First Person

In college, I changed my name to Rachel. It didn't stick.

Struggling with whether to abandon my Korean name made me think about the queerness in all of our identities.

When my parents and I immigrated to the United States from South Korea in the late 1970s, we took the traditional path to citizenship through naturalization. Seven years later, when I was eight years old, it was time for us to be officially received—and I had the opportunity to change my name. At the time, it seemed that many of the Korean Americans around us were adding a first name like Joanne, Christine, or Sarah, or David, Michael, or John.

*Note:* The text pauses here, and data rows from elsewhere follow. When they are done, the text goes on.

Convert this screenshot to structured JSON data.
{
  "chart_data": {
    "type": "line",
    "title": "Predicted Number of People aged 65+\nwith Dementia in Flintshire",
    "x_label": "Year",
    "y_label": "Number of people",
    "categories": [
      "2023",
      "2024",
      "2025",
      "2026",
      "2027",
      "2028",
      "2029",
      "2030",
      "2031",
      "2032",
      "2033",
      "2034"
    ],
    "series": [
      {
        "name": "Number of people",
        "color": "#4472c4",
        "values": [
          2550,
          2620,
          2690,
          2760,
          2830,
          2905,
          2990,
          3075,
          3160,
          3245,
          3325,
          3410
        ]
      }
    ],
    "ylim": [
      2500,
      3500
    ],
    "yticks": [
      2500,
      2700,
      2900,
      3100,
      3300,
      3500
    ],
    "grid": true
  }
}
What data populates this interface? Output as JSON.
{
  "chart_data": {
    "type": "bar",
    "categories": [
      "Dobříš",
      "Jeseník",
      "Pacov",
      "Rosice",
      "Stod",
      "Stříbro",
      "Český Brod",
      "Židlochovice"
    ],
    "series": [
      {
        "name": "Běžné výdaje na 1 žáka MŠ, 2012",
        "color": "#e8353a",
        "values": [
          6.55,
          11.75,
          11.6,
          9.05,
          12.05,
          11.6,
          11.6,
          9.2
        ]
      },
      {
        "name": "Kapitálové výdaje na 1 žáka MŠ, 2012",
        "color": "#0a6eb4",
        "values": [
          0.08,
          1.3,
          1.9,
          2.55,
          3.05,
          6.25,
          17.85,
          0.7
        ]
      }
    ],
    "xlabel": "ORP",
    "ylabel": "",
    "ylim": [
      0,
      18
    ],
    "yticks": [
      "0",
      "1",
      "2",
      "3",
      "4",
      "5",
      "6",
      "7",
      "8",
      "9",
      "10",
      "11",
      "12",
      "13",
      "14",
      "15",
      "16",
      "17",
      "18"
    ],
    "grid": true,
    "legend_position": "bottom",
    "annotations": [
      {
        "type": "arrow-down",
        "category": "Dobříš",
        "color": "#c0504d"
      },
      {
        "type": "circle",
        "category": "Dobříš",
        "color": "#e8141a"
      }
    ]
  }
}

I don’t remember exactly what name I picked. It might have been Rebecca (good biblical name) or Elizabeth (I liked all the possibilities of nicknames, which struck me as solidly American). But somehow we forgot the necessary paperwork or missed the deadline. Or maybe my parents got cold feet and didn’t want me to change my name. Whatever the reason, the opportunity passed. I recall being disappointed, but the moment passed quickly, and I soon forgot about it.

That is, I forgot until the teasing began. At first, I was fielding questions about whether I was Chinese or Japanese. Then came the guesses, like a game: “Where did you come from?” Then there were all the variations and changes they made to Mihee, an easy target of a name. And since it’s an Asian name, it was easily paired with ching-chong songs while my tormenters pulled their eyes up at a slant: “Chinese, Japanese, dirty knees, look at these.” These incidents led to years of propagating the deep shame a person can feel, calcifying that self-hatred until it becomes a part of your skin and bones.